@nals: I'm super confused by the small outcry from some people about Day 1 Patches or working on a game after gold, especially when in this last year or so we had Witcher 3 which had both a day 1 patch, constant patches afterwords to make it run better for all, FREE content DLC of varying quality, then great expansions. All of that work started as soon as the original game went gold and disks started getting stamped...
Oh well, one more day of reading people's stupid responses to this game that I am going to enjoy to no end. Then SPACE.
There's nothing wrong with Day 1 patches or working on the game after it goes gold; I mean, I'd prefer if they actually had the time necessary to deliver the product they want to you experience on day one, while also able to send the whole thing through cert, but it doesn't matter as you have to download it to play on launch anyway. You'll never see the game pre-patch (unless you get a leaked copy, for shame), so there's no issue there.
The problem arises when the day one patch doesn't fix enough of the game, and it's still broken on launch. I'm not saying that's the case here, but certain games should never have been released in the state that they were, patch or no (I'm looking at you, Arkham Knight PC, although no amount of patching was ever going to fix that mess).
The best example of walking this line that I have is Paradox Interactive; their games usually come out undercooked, but the patches are significant, and all paid DLC is usually accompanied by major overhauls that are given out for free. It divides the community between new people ("This game is broken/unfinished!") and old veterans ("They'll get there, just give them time.") every single release.
Honestly, I don't buy it. These changes sound too dramatic for six weeks (implied; at most) of development. At least, I feel that whatever capacity these changes exist in won't be enough to significantly change the way the game feels. Design-wise, it seems like that timeframe wouldn't be enough for proper QA; asset-wise, well, for it to matter, I don't think they'd be able to implement enough in six weeks.
I could be absolutely wrong. It's also possible they sent out a gimped build when they went gold (I'd have no idea why they'd do that, though), or that they've been working crazy hours. Either way, I think it's safer to remain skeptical (of course, you could say that about any game pre-release). These guys weren't afraid of making Molyneux-esque promises before this build of the game went out, without the audacity to redact or extrapolate upon them (which, honestly, is great for marketing a game; not so great for actually tempering your audience). They are also, by self-admission, a tiny indie studio, which ties back in to my first point. Again, this isn't the end-all-be-all of my doubts, but it definitely feeds them.
Also, this sucks:
- Exploits – infinite warp cell exploit and rare goods trading exploit among other removed. People using these cheats were ruining the game for themselves, but people are weird and can’t stop themselves ¯\_(シ)_/¯
No. If there's an imbalance in your game, it's not up to you to decide if I'm "ruining" it for myself. And if I do find the game to be ruined utilizing a method laced within the design of your game, the onus is on you, not me.

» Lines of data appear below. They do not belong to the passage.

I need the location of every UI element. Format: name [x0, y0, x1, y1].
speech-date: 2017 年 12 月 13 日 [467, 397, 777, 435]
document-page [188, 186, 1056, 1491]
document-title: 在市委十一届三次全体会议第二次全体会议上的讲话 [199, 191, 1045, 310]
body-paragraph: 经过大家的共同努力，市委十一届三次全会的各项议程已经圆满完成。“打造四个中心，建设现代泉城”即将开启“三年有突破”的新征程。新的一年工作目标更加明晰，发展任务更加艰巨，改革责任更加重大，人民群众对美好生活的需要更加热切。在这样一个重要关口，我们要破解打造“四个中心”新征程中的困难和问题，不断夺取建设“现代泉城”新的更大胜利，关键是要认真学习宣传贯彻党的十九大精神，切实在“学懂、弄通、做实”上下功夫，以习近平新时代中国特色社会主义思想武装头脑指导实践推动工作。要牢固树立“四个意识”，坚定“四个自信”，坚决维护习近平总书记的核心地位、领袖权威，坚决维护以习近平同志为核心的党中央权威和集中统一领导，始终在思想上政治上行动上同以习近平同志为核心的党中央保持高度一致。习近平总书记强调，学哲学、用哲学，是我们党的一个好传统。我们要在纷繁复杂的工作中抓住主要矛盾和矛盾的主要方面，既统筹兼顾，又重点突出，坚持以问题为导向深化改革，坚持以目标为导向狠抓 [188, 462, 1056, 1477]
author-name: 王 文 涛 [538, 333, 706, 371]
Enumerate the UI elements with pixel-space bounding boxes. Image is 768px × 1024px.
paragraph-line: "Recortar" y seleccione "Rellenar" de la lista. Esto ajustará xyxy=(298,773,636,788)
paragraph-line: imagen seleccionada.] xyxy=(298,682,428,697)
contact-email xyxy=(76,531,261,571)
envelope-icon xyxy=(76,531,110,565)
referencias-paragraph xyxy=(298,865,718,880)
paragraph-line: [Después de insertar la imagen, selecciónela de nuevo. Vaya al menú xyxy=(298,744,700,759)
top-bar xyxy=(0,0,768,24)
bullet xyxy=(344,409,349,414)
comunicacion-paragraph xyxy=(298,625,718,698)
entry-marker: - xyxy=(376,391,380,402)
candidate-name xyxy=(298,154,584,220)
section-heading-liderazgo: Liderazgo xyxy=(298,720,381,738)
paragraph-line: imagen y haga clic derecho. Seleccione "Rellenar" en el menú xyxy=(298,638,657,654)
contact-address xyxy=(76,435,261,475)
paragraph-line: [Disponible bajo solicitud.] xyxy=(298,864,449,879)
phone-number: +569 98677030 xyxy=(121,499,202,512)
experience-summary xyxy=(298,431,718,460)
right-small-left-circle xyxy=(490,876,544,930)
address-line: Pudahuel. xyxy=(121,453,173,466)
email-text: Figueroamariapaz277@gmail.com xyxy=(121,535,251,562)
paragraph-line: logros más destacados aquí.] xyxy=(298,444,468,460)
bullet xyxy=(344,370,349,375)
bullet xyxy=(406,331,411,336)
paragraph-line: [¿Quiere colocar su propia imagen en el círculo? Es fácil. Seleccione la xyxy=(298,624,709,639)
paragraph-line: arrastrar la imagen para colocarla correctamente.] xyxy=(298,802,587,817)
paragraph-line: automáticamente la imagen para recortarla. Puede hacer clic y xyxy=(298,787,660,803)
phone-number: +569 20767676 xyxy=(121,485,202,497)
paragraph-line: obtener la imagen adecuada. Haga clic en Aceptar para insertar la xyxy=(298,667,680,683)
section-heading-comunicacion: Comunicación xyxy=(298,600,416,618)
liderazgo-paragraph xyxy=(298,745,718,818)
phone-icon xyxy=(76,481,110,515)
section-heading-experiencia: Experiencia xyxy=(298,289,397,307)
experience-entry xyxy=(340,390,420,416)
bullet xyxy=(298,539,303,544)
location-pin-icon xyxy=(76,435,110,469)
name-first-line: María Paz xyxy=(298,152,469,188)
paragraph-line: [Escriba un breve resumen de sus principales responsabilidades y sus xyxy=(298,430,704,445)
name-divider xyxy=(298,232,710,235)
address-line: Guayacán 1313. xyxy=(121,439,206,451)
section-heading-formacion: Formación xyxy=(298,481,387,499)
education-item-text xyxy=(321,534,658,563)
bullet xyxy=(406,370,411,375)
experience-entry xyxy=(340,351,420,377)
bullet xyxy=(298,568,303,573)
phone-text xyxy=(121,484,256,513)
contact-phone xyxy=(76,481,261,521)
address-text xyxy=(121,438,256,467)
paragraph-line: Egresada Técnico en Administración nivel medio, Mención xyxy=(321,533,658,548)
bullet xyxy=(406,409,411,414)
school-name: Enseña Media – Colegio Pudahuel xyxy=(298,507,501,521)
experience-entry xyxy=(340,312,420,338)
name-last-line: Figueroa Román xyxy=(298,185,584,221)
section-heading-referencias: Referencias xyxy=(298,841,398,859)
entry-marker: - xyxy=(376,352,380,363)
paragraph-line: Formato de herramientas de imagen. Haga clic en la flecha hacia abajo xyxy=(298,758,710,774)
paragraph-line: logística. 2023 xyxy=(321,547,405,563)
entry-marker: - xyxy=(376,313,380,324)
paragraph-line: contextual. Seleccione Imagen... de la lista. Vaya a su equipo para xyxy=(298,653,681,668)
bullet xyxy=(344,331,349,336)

A lot of the changes that Hello Games make will be attributed to tweaking the usage of whatever procedural formula they have; things like frequency of life, sky color, planet biomes, terrain generation, and so on are actually (or billed to be) small mathematical changes that shouldn't take many man-hours to implement. Some of the crazier stuff (things requiring art assets like buildings or rooms in them like bars) was probably in the works but either yanked out to make the deadline or had the assets ready to go but was never allowed to be generated by the engine as something didn't quite mesh yet.
If they had added building construction or some massive new feature like that which wasn't present at ALL, I'd be skeptical too, but all of the above seems within the realm of possibility to me, assuming they aren't lying about how a lot of this is implemented (and assuming I'm not totally off base with the tech they are using, which is very possible, I admit.)